Predictive Analytics – Explanation in a Simple WayOctober 2, 2017
Let’s say you own a company, to increase revenues and have a better market positioning for your product, what would your approach be? Would you like to predict and formulate ways through which you could acquire more clients, or would you prefer to predict which existing customers would attrite and if given a chance what could you surely do to retain them? What if you had access to the best marketing strategy accurately targeting the potential audience, or if you knew the most accurate prediction in cross-selling or upselling opportunity with your customers, what if your company could predict almost with certainty what each existing customer wants and you could device plans to address those needs. Sounds exciting?
Most businesses are customer-centric in nature, directly or indirectly, and this kind of information could be of colossal advantage for the growth and sustenance of most organisations. Currently, we have entered the most established phase of empowered customer, where to exist in the long run, most organisations are ferociously finding ways to connect with the customer. Organisations acknowledge that to sustain and grow they need have more evolved interactions with their customers, and that is easy when they have a strong knowledge base with the customers. This is Predictive Analytics for you.
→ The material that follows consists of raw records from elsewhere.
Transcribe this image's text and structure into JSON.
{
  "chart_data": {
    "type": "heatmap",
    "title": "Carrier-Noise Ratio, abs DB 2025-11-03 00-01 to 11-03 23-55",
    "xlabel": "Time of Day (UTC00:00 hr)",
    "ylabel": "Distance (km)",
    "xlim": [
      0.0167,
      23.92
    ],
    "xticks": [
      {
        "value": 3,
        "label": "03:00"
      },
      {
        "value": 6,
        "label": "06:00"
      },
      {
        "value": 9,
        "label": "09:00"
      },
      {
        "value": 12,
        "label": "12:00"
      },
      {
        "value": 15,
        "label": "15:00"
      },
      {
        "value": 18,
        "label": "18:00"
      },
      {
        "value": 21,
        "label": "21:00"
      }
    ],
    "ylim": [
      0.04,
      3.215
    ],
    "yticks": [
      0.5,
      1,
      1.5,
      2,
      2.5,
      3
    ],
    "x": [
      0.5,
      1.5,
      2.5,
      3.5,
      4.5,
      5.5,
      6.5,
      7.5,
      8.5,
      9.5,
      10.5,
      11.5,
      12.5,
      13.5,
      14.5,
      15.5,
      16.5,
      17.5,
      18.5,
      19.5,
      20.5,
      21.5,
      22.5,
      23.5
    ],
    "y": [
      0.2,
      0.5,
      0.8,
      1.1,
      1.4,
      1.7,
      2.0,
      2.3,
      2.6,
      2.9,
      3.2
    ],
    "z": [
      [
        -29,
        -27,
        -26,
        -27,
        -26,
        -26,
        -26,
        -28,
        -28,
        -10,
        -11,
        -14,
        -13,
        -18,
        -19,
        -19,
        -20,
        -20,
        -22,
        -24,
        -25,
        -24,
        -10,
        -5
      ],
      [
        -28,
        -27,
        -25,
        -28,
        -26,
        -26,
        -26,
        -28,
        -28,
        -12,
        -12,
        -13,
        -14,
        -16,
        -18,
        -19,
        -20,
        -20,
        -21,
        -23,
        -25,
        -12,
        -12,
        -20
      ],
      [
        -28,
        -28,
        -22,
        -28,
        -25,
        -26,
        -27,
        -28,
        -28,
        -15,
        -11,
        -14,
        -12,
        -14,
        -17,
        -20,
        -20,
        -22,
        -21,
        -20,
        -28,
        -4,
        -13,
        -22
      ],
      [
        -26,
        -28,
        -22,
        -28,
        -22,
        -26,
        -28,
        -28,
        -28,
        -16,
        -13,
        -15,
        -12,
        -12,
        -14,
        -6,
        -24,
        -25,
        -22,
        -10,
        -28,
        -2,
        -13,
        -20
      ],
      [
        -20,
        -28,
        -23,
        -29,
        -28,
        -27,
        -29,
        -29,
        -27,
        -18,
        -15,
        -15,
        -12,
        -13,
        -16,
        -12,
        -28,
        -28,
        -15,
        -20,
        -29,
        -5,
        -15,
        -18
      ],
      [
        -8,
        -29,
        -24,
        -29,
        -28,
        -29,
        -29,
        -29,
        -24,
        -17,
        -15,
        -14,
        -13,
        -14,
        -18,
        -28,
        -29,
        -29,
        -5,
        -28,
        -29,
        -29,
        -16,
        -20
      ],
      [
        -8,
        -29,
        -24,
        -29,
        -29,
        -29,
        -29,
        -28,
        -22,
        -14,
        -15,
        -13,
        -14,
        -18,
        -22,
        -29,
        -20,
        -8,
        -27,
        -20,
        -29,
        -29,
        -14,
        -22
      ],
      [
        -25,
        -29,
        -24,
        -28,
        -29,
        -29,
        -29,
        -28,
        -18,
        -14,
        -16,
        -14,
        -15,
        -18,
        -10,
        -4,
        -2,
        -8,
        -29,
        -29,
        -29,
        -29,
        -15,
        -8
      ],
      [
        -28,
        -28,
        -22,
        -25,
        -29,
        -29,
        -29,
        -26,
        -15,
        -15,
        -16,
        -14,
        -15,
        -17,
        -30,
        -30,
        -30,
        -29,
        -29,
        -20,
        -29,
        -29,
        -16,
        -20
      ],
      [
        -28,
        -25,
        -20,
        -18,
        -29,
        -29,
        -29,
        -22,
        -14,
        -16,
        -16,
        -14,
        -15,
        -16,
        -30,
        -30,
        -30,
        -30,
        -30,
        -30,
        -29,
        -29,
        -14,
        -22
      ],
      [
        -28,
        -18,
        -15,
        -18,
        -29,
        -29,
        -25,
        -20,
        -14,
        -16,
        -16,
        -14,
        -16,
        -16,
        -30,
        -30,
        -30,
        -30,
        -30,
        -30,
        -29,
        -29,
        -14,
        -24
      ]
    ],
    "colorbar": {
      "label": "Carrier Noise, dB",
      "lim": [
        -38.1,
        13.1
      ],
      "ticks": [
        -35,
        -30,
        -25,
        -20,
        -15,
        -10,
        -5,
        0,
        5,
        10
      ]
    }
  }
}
Predictive analytics is viewed by most people as a branch of big data, although it is partially true, it is vast enough to be considered as a separate phenomenon.
Predictive analysis allows a more proactive approach, with a foresight on anticipating and predicting outcomes and behaviours, based upon data and not only assumptions. What’s exciting is that it not only predicts, but also suggests actions derived from the findings, and provide decision options.
Over a period of time, after cleaning the volume and variety of data,
A project is designed and Data Mining for Predictive Analytics prepares data from various sources on which Reporting Analysis is done, which gives insights on what happened and why did it happen.
The next stage is Monitoring, getting real-time understanding of what is happening now.
Predictive Analytics, where Statistical Analysis is performed in getting insights into the future, keeping in line with the hypothesis.
Predictive Modelling Deployment provides possibilities of what could happen derived from historical facts and behaviors. Taking into account an action plan is suggested to get the desired output.
Model Monitoring ensures that the models are managed and monitored to review the performance and guarantee that it provides decisions as expected.
Predictive Analytics and its application have a great scope across a variety of industries
Customer Centric Businesses apply predictive analytics to achieve objectives in Marketing campaigns, sales, and across the customer lifecycle, from acquisition to retention.
Health Care applies predictive analysis to gauge the risk factors of patients before they develop certain conditions.
Fraud Detection applies predictive analysis to predict inaccurate credit applications.
Marketing applies predictive analytics to identify the most effective combination of product versions, marketing material, communication channel and timing that can be used to identify and target a given customer.
There is a lot more to the world of predictive analytics, it is no longer in the nascent stage and is fast growing. To acquire a basic understanding of the functionalities of predictive analysis would be a very wise thing to do.